As we observed last week at Austin’s Alpha School, I believe that an “AI for everyone” is the best solution to provide deeply personalised education that adapts to and benefits all students, regardless of their learning style.

Source: Anthropic

Question to Ponder

“Will generative AI in our social media feeds create a scenario leaving us more in our echo chambers or less?”

The unfortunate truth is that I’m seeing A LOT of AI-generated content on my feed these days.

You can’t blame them. AI is a frictionless facilitator that transforms small thoughts into big ideas.

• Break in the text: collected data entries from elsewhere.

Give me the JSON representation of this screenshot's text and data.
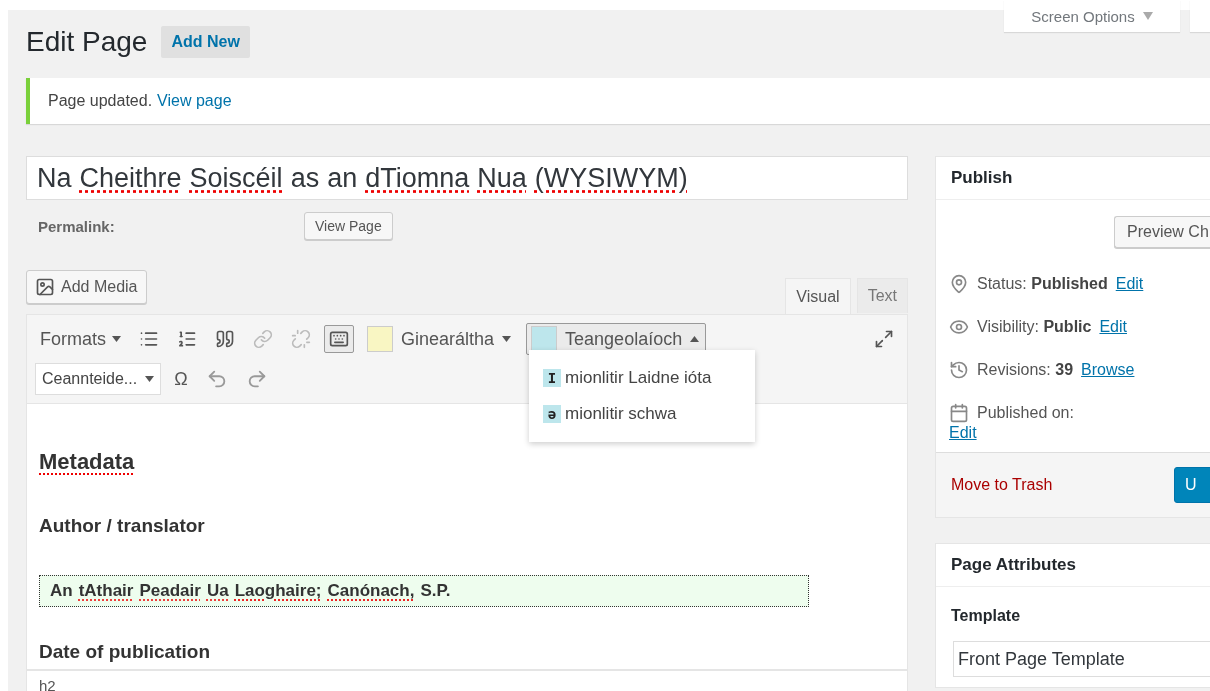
{
  "header": {
    "title": "Edit Page",
    "add_new": "Add New",
    "screen_options": "Screen Options"
  },
  "notice": {
    "message": "Page updated.",
    "link": "View page"
  },
  "post_title": {
    "words": [
      {
        "text": "Na",
        "misspelled": false
      },
      {
        "text": "Cheithre",
        "misspelled": true
      },
      {
        "text": "Soiscéil",
        "misspelled": true
      },
      {
        "text": "as",
        "misspelled": false
      },
      {
        "text": "an",
        "misspelled": false
      },
      {
        "text": "dTiomna",
        "misspelled": true
      },
      {
        "text": "Nua",
        "misspelled": true
      },
      {
        "text": "(WYSIWYM)",
        "misspelled": true
      }
    ]
  },
  "permalink": {
    "label": "Permalink:",
    "button": "View Page"
  },
  "add_media": "Add Media",
  "editor_tabs": [
    {
      "label": "Visual",
      "selected": true
    },
    {
      "label": "Text",
      "selected": false
    }
  ],
  "toolbar": {
    "formats": "Formats",
    "row1": [
      {
        "kind": "bullet-list",
        "disabled": false,
        "pressed": false
      },
      {
        "kind": "numbered-list",
        "disabled": false,
        "pressed": false
      },
      {
        "kind": "quote",
        "disabled": false,
        "pressed": false
      },
      {
        "kind": "link",
        "disabled": true,
        "pressed": false
      },
      {
        "kind": "unlink",
        "disabled": true,
        "pressed": false
      },
      {
        "kind": "toolbar-toggle",
        "disabled": false,
        "pressed": true
      }
    ],
    "styles": [
      {
        "label": "Ginearáltha",
        "color": "#f9f6c3",
        "expanded": false
      },
      {
        "label": "Teangeolaíoch",
        "color": "#bde6ec",
        "expanded": true
      }
    ],
    "heading_select": "Ceannteide...",
    "special_char": "Ω",
    "row2": [
      {
        "kind": "undo",
        "disabled": false
      },
      {
        "kind": "redo",
        "disabled": false
      }
    ]
  },
  "style_menu": [
    {
      "glyph": "I",
      "label": "mionlitir Laidne ióta"
    },
    {
      "glyph": "ə",
      "label": "mionlitir schwa"
    }
  ],
  "content": [
    {
      "kind": "h2",
      "text": "Metadata",
      "misspelled": true
    },
    {
      "kind": "h3",
      "text": "Author / translator",
      "misspelled": false
    },
    {
      "kind": "boxed",
      "words": [
        {
          "text": "An",
          "misspelled": false
        },
        {
          "text": "tAthair",
          "misspelled": true
        },
        {
          "text": "Peadair",
          "misspelled": true
        },
        {
          "text": "Ua",
          "misspelled": true
        },
        {
          "text": "Laoghaire;",
          "misspelled": true
        },
        {
          "text": "Canónach,",
          "misspelled": true
        },
        {
          "text": "S.P.",
          "misspelled": false
        }
      ]
    },
    {
      "kind": "h3",
      "text": "Date of publication",
      "misspelled": false
    }
  ],
  "status_path": "h2",
  "publish": {
    "title": "Publish",
    "preview": "Preview Ch",
    "rows": [
      {
        "kind": "status",
        "label": "Status:",
        "value": "Published",
        "link": "Edit"
      },
      {
        "kind": "visibility",
        "label": "Visibility:",
        "value": "Public",
        "link": "Edit"
      },
      {
        "kind": "revisions",
        "label": "Revisions:",
        "value": "39",
        "link": "Browse"
      },
      {
        "kind": "published-on",
        "label": "Published on:",
        "link": "Edit"
      }
    ],
    "trash": "Move to Trash",
    "update": "U"
  },
  "page_attributes": {
    "title": "Page Attributes",
    "template_label": "Template",
    "template": "Front Page Template"
  }
}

But when it’s all AI, I and many others can quickly see through the soft shell of content that presents a vast and very empty chasm beneath.

You see, the best content infuses human storytelling and connects ideas across domains.

You don’t even need to have the best ideas, but you must offer a unique perspective on a topic and be able to express it in a way that connects to something more.

That’s how I believe the best content is born.

This will stand out more and more amidst the sea of AI noise. Humans crave authenticity. And the creators that can thoughtfully use AI to uplift their ideas with human storytelling will win.